Banget menjelaskan, mantan napi dikategorikan menjadi dua. Pertama, mengikuti Pilkada setelah 5 tahun bebas dari hukuman. Kedua, mantan napi yang belum 5 tahun bebas dan mengikuti Pilkada.

“Kalau kategori pertama tidak ada bedanya dengan masyarakat pada umumnya. Sedangkan kategori kedua, harus jujur di depan publik,” jelas Benget.

Berdasarkan UU 10/2016 dan P-KPU 9/2016 disebutkan bahwa berkata jujur di depan publik itu dengan membuat pengumuman di media massa. “Nanti media membuat pengumuman bahwa yang bersangkutan tidak akan mengulangi kesalahan yang telah dibuatnya, dan pemimpin redaksi di media itu membuat surat pernyataan telah menerbitkan pengumuman itu dan dilampirkan bukti pemberitaannya,” paparnya.

Komisioner KPUD Sumut Divisi Hukum, Evi Novida Ginting menyebut ada latar belakang di balik putusan MK, yang mengategorikan dua napi ketika hendak mengikuti Pilkada.

“Kalau mantan narapidana itu ikut Pilkada 5 tahun setelah dinyatakan bebas, maka perlakuannya akan sama dengan masyarakat biasa. Karena MK menilai mantan narapidana telah memperbaiki namanya setelah 5 tahun. Jika sebelum 5 tahun bebas, namun mantan narapidana ingin ikut pilkada, maka harus berlaku jujur, dan itu tata caranya sudah diatur di P-KPU 9/2016,” jelas Evi.

Evi juga meminta kepada seluruh cagub dan cawagub nanti untuk jujur mengenai statusnya, apakah pernah menjadi narapidana atau tidak. Sebab, ketika sudah dinyatakan atau ditetapkan sebagai pasangan calon (paslon) dan ketahuan pernah menjadi narapidana atau terpidana, maka akan mengganggu tahapan yang telah dibuat.

“Contohnya Pilkada Simalungun, penundaan itu karena Amran Sinaga tidak jujur, terjadi penundaan, kita tidak ingin itu terjadi,” pungkasnya.

Sementara, Pengamat Politik dari Unimed, Bakhruk Khair Amal menyebut bahwa putusan MK No 42/PUU-XIII/2015 memperbolehkan mantan narapidana maju sebagai kandidat tanpa jeda waktu 5 tahun. “Secara aturan mantan narapidana diperkenankan untuk ikut Pilgubsu,” ujarnya.

Bahkan, kata dia, ada trend dimana seseorang mampu memenangkan kontestasi Pilkada 2015 dengan status tersangka, terdakwa serta terpidana.

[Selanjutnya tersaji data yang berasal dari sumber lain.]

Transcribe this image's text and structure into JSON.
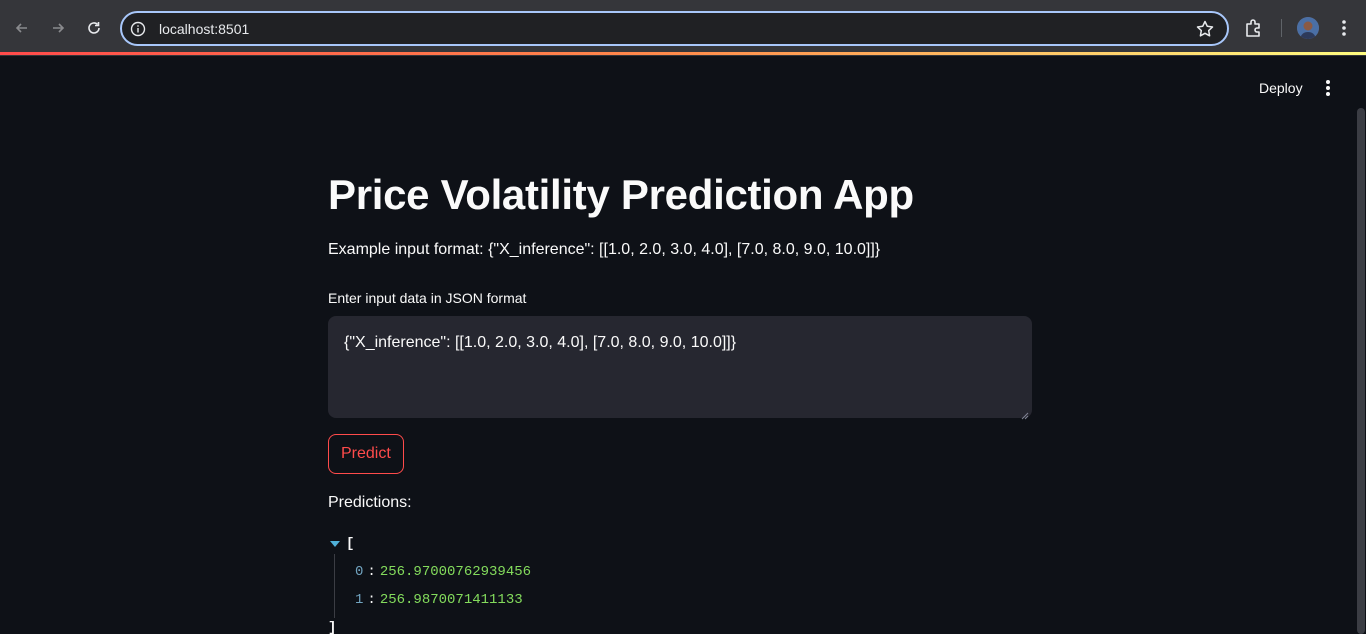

“Di Kabupaten Buton Provinsi Sulawesi Tenggara, calon dengan status tersangka menang dengan persentase 52,5 persen. Gubernur Gorontalo dengan status terpidana juga berhasil menang dengan persentase 50,65 persen, bupati di Lampung serta bupati di Jepara juga menang dengan status tersangka,” ucapnya.

“Di Jakarta, calon gubernur dengan status terdakwa juga berhasil menang di putaran pertama. Jadi bagaimana masyarakat menilai sosok yang akan maju menjadi calon kepala daerah, menang keputusan akhir ada di tangan masyarakat yang memiliki hak pilih,” bebernya.

Parpol, menurut Bakhruk, punya peranan kunci masuknya orang-orang baik tersangka, terdakwa, mau pun mantan narapidana bisa maju di Pilkada karena pencalonan butuh kursi parpol selain juga jalur perseorangan. “Karena seringkali bagi Parpol dalam kontestasi politik, yang penting itu adalah menang atau kalah bukan pantas tidak pantas. Kalau penyelenggara punya lembaga etik, Parpol tidak,” terangnya.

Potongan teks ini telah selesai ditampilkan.